Realty Income is known for its monthly dividend payments. REIT has paid dividends since its founding in 1969. This amounts to 617 consecutive monthly dividends. Since 1994, dividends have increased 113 times.
- Market Cap: $ 40.15 billion
- Promotion Price: $ 70.91
- Dividend Yield: 4.16%
- Coef. Payouts: 85.5%
Coca Cola
Coca-Cola (KO) is one of the most famous dividend stocks. In addition, the company owns some of the world’s most renowned brands operating in over 200 countries. Coca-Cola owns over 20 brands with $ 1 billion in sales. Notable brands include Coca-Cola, Diet Coke, Fanta, Sprite, Costa Coffee, Powerade, Dasani, Minute Maid, etc.
Coca-Cola’s share price has remained unchanged since the beginning of the year. The quarterly dividend rate is $ 0.42 per share. The annual dividend rate is $ 1.68 per share. The dividend yield is around 3.1%. However, Coca-Cola’s dividend safety has lagged behind, with a payout ratio of roughly 73%. That’s a high figure, but Coca-Cola has consistent revenue and profitability even during recessions. However, investors should not expect a significant increase in dividends over the next few years.
Coca-Cola is the market leader in most of its segments. In addition, the market for many of its brands is mature. However, Coca-Cola must grow organically through brand expansion. For example, the updated Coca-Cola Zero is doing well. Coca-Cola will also grow with acquisitions and its recent purchase of Bodyarmor, a sports hydration drink.

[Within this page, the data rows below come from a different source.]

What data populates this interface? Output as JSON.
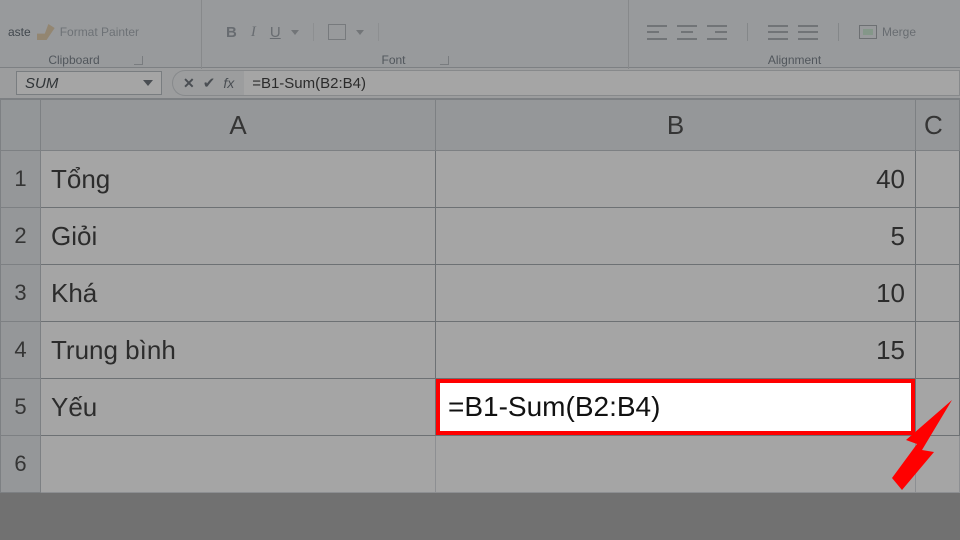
{
  "ribbon": {
    "paste_stub": "aste",
    "format_painter": "Format Painter",
    "group_clipboard": "Clipboard",
    "group_font": "Font",
    "group_alignment": "Alignment",
    "merge": "Merge"
  },
  "formula_bar": {
    "name_box": "SUM",
    "cancel_glyph": "✕",
    "enter_glyph": "✔",
    "fx_label": "fx",
    "formula": "=B1-Sum(B2:B4)"
  },
  "grid": {
    "col_headers": [
      "A",
      "B"
    ],
    "row_headers": [
      "1",
      "2",
      "3",
      "4",
      "5",
      "6"
    ],
    "rows": [
      {
        "a": "Tổng",
        "b": "40"
      },
      {
        "a": "Giỏi",
        "b": "5"
      },
      {
        "a": "Khá",
        "b": "10"
      },
      {
        "a": "Trung bình",
        "b": "15"
      },
      {
        "a": "Yếu",
        "b": "=B1-Sum(B2:B4)"
      }
    ],
    "partial_col": "C"
  }
}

- Market Cap: $ 238.13 billion
- Share Price: $ 55.13
- Dividend Yield: 3.05%
- Coef. Payouts: 73.2%
Consolidated Edison
For our latest stock on this list of five stocks, we’ve added a diversification utility. Consolidated Edison (ED) is one of the oldest regulated utility companies. The company is also a well-known dividend stock that has been paying dividends since 1885. Consolidated Edison provides electricity, gas and ferry services to New York, South New York and North New Jersey. The utility serves approximately 3.5 million electricity consumers and 1.1 million gas consumers.
Consolidated Edison’s share price is up about 8% over the year. The quarterly dividend per share is $ 0.78. The annual dividend per share is US $ 3.12. Thus, the dividend yield is around 4%. However, the payout ratio is high at around 73% due to lower revenues and profits during the pandemic. As the New York economy recovers, demand for Consolidated Edison should also rebound, leading to a lower payout ratio. But again, investors shouldn’t expect a significant increase in dividends in the future.
Edison’s consolidated market is mature but growing. As a regulated utility, the company has a monopoly in the service industry. In addition, the population of New York continues to grow. In turn, this growth should stimulate the demand for electricity and natural gas.
- Market Cap: $ 27.6B
- Promotion Price: $ 78.03
- Dividend Yield: 3.97%
- Coef. Payouts: 73.0%
Disclosure: Dividend power is long: MSFT, KO and ED.
Disclaimer: Dividend Power is not a licensed or registered investment advisor or broker / dealer. He does not give you individual investment advice. Please consult a licensed investment professional before investing.